Hey @ptrblck, you are correct, the subsamples are a subdivision of the entire dataset. Im curious as to why the same subsample wouldnt get the same results, if it has the same values as before. I assume it has something to do with the way that the weights are initializated?

Please note that there are no new datasplits or any new preprocessing on the second run, its exactly the same sample, but instead of running the for loop for all 3 of them. The first one is excluded. Shouldnt they be independent from each other?

I might have misunderstood your use case as it seems you are not sequentially training the model but are resetting the training?
If so, I would guess the calls into the pseudorandom number generator might differ between the runs somehow. E.g. are you able to get the same initial results by just changing the order of training instead of removing a split?

@ptrblck i think this is the main problem (random initialization). Yes the training is reset after every iteration, sorry if i wasnt clear. When the order of subsamples is shuffled the results are also different. In this context, I was able to track down the random initialization and noticied that the weights for example are initiliazed at random but in a consisten ordet consistent with each run.

What i mean is that, for the fist iteration the init Weight is always the same, same thing for the second and so on. In this case, by changing the order of samples, they are initialized with different weights, thus providing a different output result each time the sample orders change.

Not sure if i was clear in my explanation, see below what im trying to describe:

In the First run:
Sample 1 - weight 1
Sample2 - weight 2
Sample 3 - weight 3

In the second Run:
Sample2 - weight1
Sample3 - weight2

To ensure reproducibility i made a change to model by initializing the same weights and bias everytime by using:

class MLP(nn.Module):
    def __init__(self, input_size, dropout):
        
        super(MLP, self).__init__()
        for i in range(3):
            self.sequence.add_module(f'Linear{i}', nn.Linear(input_size, 36))
            self.sequence.add_module(f'Activation', nn.ReLU())
            self.sequence.add_module(f'Dropout', nn.Dropout(0.1))
            input_size = 36
        self.sequence.add_module(f'Linear-Out', nn.Linear(36, 1))
        
        # Deterministic Results for every iteration
        torch.manual_seed(0)
        for m in self.modules():
                if isinstance(m, nn.Linear):
                    m.weight = nn.init.kaiming_normal_(m.weight, mode='fan_out', nonlinearity='relu')
                    torch.nn.init.zeros_(m.bias)

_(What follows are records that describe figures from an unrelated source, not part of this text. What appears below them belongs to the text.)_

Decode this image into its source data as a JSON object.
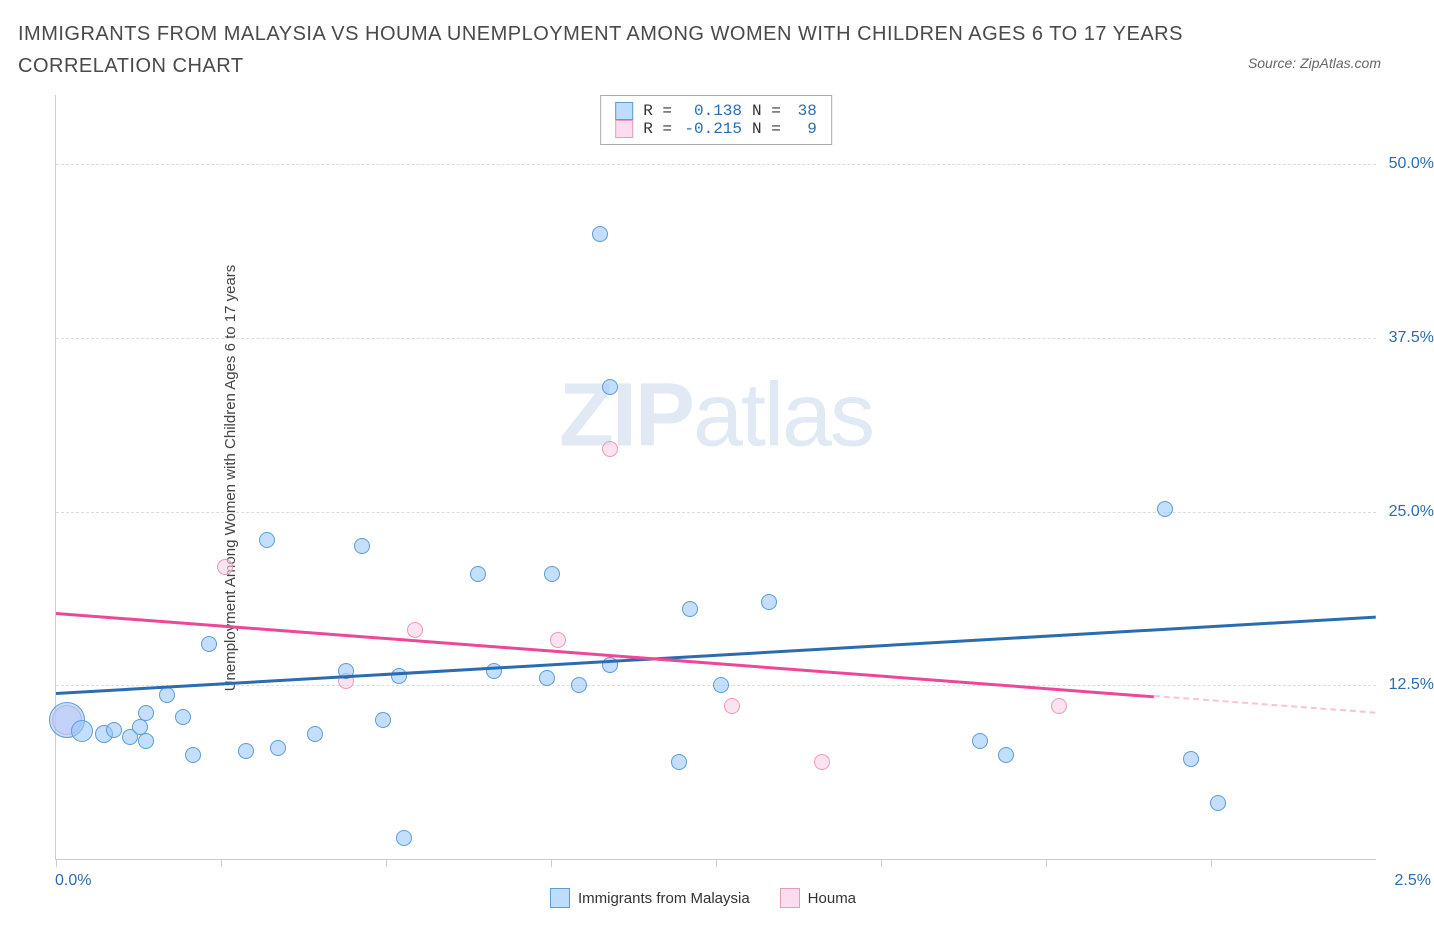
{
  "title": "IMMIGRANTS FROM MALAYSIA VS HOUMA UNEMPLOYMENT AMONG WOMEN WITH CHILDREN AGES 6 TO 17 YEARS CORRELATION CHART",
  "source_label": "Source: ZipAtlas.com",
  "ylabel": "Unemployment Among Women with Children Ages 6 to 17 years",
  "watermark_bold": "ZIP",
  "watermark_light": "atlas",
  "chart": {
    "type": "scatter",
    "background_color": "#ffffff",
    "xlim": [
      0.0,
      2.5
    ],
    "ylim": [
      0,
      55
    ],
    "x_ticks": [
      0.0,
      0.3125,
      0.625,
      0.9375,
      1.25,
      1.5625,
      1.875,
      2.1875
    ],
    "x_tick_label_left": "0.0%",
    "x_tick_label_right": "2.5%",
    "y_gridlines": [
      12.5,
      25.0,
      37.5,
      50.0
    ],
    "y_tick_labels": [
      "12.5%",
      "25.0%",
      "37.5%",
      "50.0%"
    ],
    "grid_color": "#dcdcdc",
    "axis_color": "#cccccc",
    "series": {
      "blue": {
        "label": "Immigrants from Malaysia",
        "fill": "rgba(147,197,253,0.55)",
        "stroke": "#5a9cd6",
        "R": "0.138",
        "N": "38",
        "points": [
          {
            "x": 0.02,
            "y": 10.0,
            "size": 36
          },
          {
            "x": 0.05,
            "y": 9.2,
            "size": 22
          },
          {
            "x": 0.09,
            "y": 9.0,
            "size": 18
          },
          {
            "x": 0.11,
            "y": 9.3,
            "size": 16
          },
          {
            "x": 0.14,
            "y": 8.8,
            "size": 16
          },
          {
            "x": 0.16,
            "y": 9.5,
            "size": 16
          },
          {
            "x": 0.17,
            "y": 10.5,
            "size": 16
          },
          {
            "x": 0.17,
            "y": 8.5,
            "size": 16
          },
          {
            "x": 0.21,
            "y": 11.8,
            "size": 16
          },
          {
            "x": 0.24,
            "y": 10.2,
            "size": 16
          },
          {
            "x": 0.26,
            "y": 7.5,
            "size": 16
          },
          {
            "x": 0.29,
            "y": 15.5,
            "size": 16
          },
          {
            "x": 0.36,
            "y": 7.8,
            "size": 16
          },
          {
            "x": 0.4,
            "y": 23.0,
            "size": 16
          },
          {
            "x": 0.42,
            "y": 8.0,
            "size": 16
          },
          {
            "x": 0.49,
            "y": 9.0,
            "size": 16
          },
          {
            "x": 0.55,
            "y": 13.5,
            "size": 16
          },
          {
            "x": 0.58,
            "y": 22.5,
            "size": 16
          },
          {
            "x": 0.62,
            "y": 10.0,
            "size": 16
          },
          {
            "x": 0.65,
            "y": 13.2,
            "size": 16
          },
          {
            "x": 0.66,
            "y": 1.5,
            "size": 16
          },
          {
            "x": 0.8,
            "y": 20.5,
            "size": 16
          },
          {
            "x": 0.83,
            "y": 13.5,
            "size": 16
          },
          {
            "x": 0.93,
            "y": 13.0,
            "size": 16
          },
          {
            "x": 0.94,
            "y": 20.5,
            "size": 16
          },
          {
            "x": 0.99,
            "y": 12.5,
            "size": 16
          },
          {
            "x": 1.03,
            "y": 45.0,
            "size": 16
          },
          {
            "x": 1.05,
            "y": 34.0,
            "size": 16
          },
          {
            "x": 1.05,
            "y": 14.0,
            "size": 16
          },
          {
            "x": 1.18,
            "y": 7.0,
            "size": 16
          },
          {
            "x": 1.2,
            "y": 18.0,
            "size": 16
          },
          {
            "x": 1.26,
            "y": 12.5,
            "size": 16
          },
          {
            "x": 1.35,
            "y": 18.5,
            "size": 16
          },
          {
            "x": 1.75,
            "y": 8.5,
            "size": 16
          },
          {
            "x": 1.8,
            "y": 7.5,
            "size": 16
          },
          {
            "x": 2.1,
            "y": 25.2,
            "size": 16
          },
          {
            "x": 2.15,
            "y": 7.2,
            "size": 16
          },
          {
            "x": 2.2,
            "y": 4.0,
            "size": 16
          }
        ],
        "regression": {
          "x1": 0.0,
          "y1": 12.0,
          "x2": 2.5,
          "y2": 17.5,
          "color": "#2b6cb0",
          "width": 2.5
        }
      },
      "pink": {
        "label": "Houma",
        "fill": "rgba(251,207,232,0.6)",
        "stroke": "#e89bb5",
        "R": "-0.215",
        "N": "9",
        "points": [
          {
            "x": 0.02,
            "y": 10.0,
            "size": 30
          },
          {
            "x": 0.32,
            "y": 21.0,
            "size": 16
          },
          {
            "x": 0.55,
            "y": 12.8,
            "size": 16
          },
          {
            "x": 0.68,
            "y": 16.5,
            "size": 16
          },
          {
            "x": 0.95,
            "y": 15.8,
            "size": 16
          },
          {
            "x": 1.05,
            "y": 29.5,
            "size": 16
          },
          {
            "x": 1.28,
            "y": 11.0,
            "size": 16
          },
          {
            "x": 1.45,
            "y": 7.0,
            "size": 16
          },
          {
            "x": 1.9,
            "y": 11.0,
            "size": 16
          }
        ],
        "regression": {
          "x1": 0.0,
          "y1": 17.8,
          "x2": 2.08,
          "y2": 11.8,
          "color": "#ec4899",
          "width": 2.5
        },
        "regression_ext": {
          "x1": 2.08,
          "y1": 11.8,
          "x2": 2.5,
          "y2": 10.6
        }
      }
    }
  },
  "stats": {
    "r_label": "R =",
    "n_label": "N ="
  },
  "legend": {
    "blue": "Immigrants from Malaysia",
    "pink": "Houma"
  }
}
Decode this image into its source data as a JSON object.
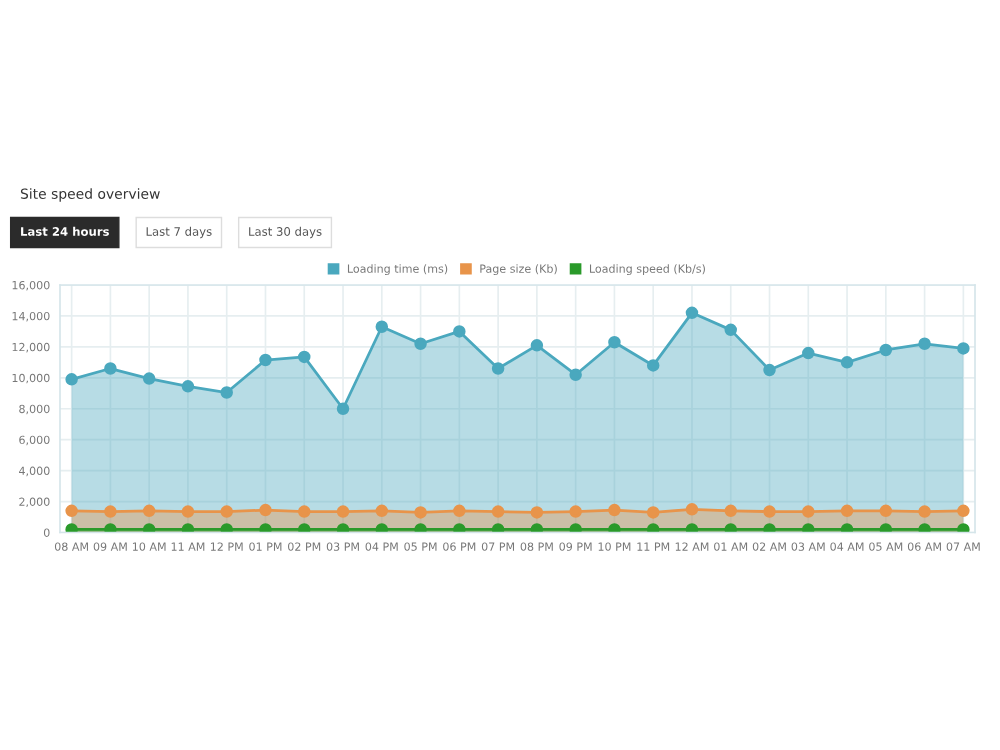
{
  "chart_data": {
    "type": "area",
    "title": "Site speed overview",
    "annotations": [
      "Last 24 hours",
      "Last 7 days",
      "Last 30 days"
    ],
    "categories": [
      "08 AM",
      "09 AM",
      "10 AM",
      "11 AM",
      "12 PM",
      "01 PM",
      "02 PM",
      "03 PM",
      "04 PM",
      "05 PM",
      "06 PM",
      "07 PM",
      "08 PM",
      "09 PM",
      "10 PM",
      "11 PM",
      "12 AM",
      "01 AM",
      "02 AM",
      "03 AM",
      "04 AM",
      "05 AM",
      "06 AM",
      "07 AM"
    ],
    "series": [
      {
        "name": "Loading time (ms)",
        "color": "#4aa8be",
        "values": [
          9900,
          10600,
          9950,
          9450,
          9050,
          11150,
          11350,
          8000,
          13300,
          12200,
          13000,
          10600,
          12100,
          10200,
          12300,
          10800,
          14200,
          13100,
          10500,
          11600,
          11000,
          11800,
          12200,
          11900
        ]
      },
      {
        "name": "Page size (Kb)",
        "color": "#e8944a",
        "values": [
          1400,
          1350,
          1400,
          1350,
          1350,
          1450,
          1350,
          1350,
          1400,
          1300,
          1400,
          1350,
          1300,
          1350,
          1450,
          1300,
          1500,
          1400,
          1350,
          1350,
          1400,
          1400,
          1350,
          1400
        ]
      },
      {
        "name": "Loading speed (Kb/s)",
        "color": "#2a9a2a",
        "values": [
          200,
          200,
          200,
          200,
          200,
          200,
          200,
          200,
          200,
          200,
          200,
          200,
          200,
          200,
          200,
          200,
          200,
          200,
          200,
          200,
          200,
          200,
          200,
          200
        ]
      }
    ],
    "ylim": [
      0,
      16000
    ],
    "yticks": [
      0,
      {
        "value": 2000,
        "label": "2,000"
      },
      {
        "value": 4000,
        "label": "4,000"
      },
      {
        "value": 6000,
        "label": "6,000"
      },
      {
        "value": 8000,
        "label": "8,000"
      },
      {
        "value": 10000,
        "label": "10,000"
      },
      {
        "value": 12000,
        "label": "12,000"
      },
      {
        "value": 14000,
        "label": "14,000"
      },
      {
        "value": 16000,
        "label": "16,000"
      }
    ],
    "grid": true,
    "legend": "top",
    "marker": "circle"
  }
}
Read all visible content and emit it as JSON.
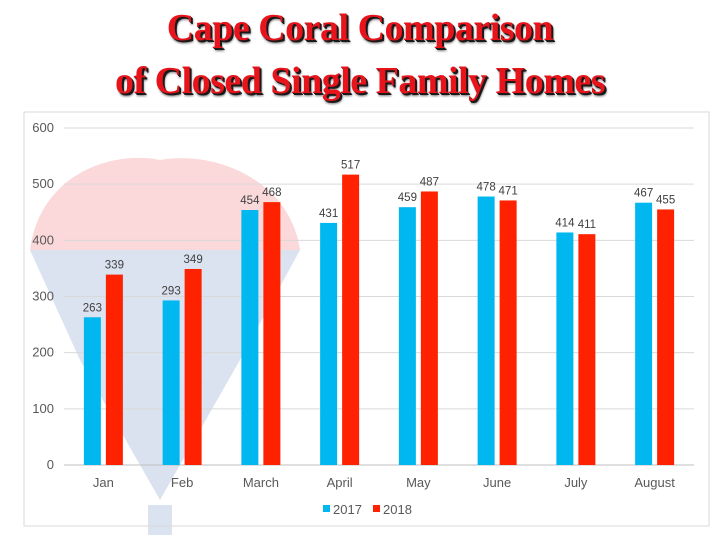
{
  "title_line1": "Cape Coral Comparison",
  "title_line2": "of Closed Single Family Homes",
  "chart_data": {
    "type": "bar",
    "categories": [
      "Jan",
      "Feb",
      "March",
      "April",
      "May",
      "June",
      "July",
      "August"
    ],
    "series": [
      {
        "name": "2017",
        "values": [
          263,
          293,
          454,
          431,
          459,
          478,
          414,
          467
        ],
        "color": "#00b7ef"
      },
      {
        "name": "2018",
        "values": [
          339,
          349,
          468,
          517,
          487,
          471,
          411,
          455
        ],
        "color": "#ff2200"
      }
    ],
    "ylim": [
      0,
      600
    ],
    "yticks": [
      0,
      100,
      200,
      300,
      400,
      500,
      600
    ],
    "grid": true,
    "legend": "bottom",
    "data_labels": true
  }
}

Not sure if its the best way to fix the results or if it is good practice to use the same weights and bias for all iter, but it was able to get the same results regardless of the order of samples.

[EDIT] - Thanks in advance for the help!

I think depending on the seed and thus the PRNG could be a valid approach, but might also be really tricky, since you would need to guarantee that all calls into the PRNG are equal.
Your code to set the seed before initializing the parameters looks valid and I assume you have confirmed that indeed exactly the same parameters were sampled between different runs (e.g. Run1-Sample1 uses exactly the same parameters as Run2-Sample2).
If this is guaranteed I would then check the data loading and in particular the sampling to make sure the same samples are drawn during the training.
As a quick test you could create a fake dataset using static values (e.g. torch.ones as the inputs and just zero targets) and make sure these runs actually yield the same results.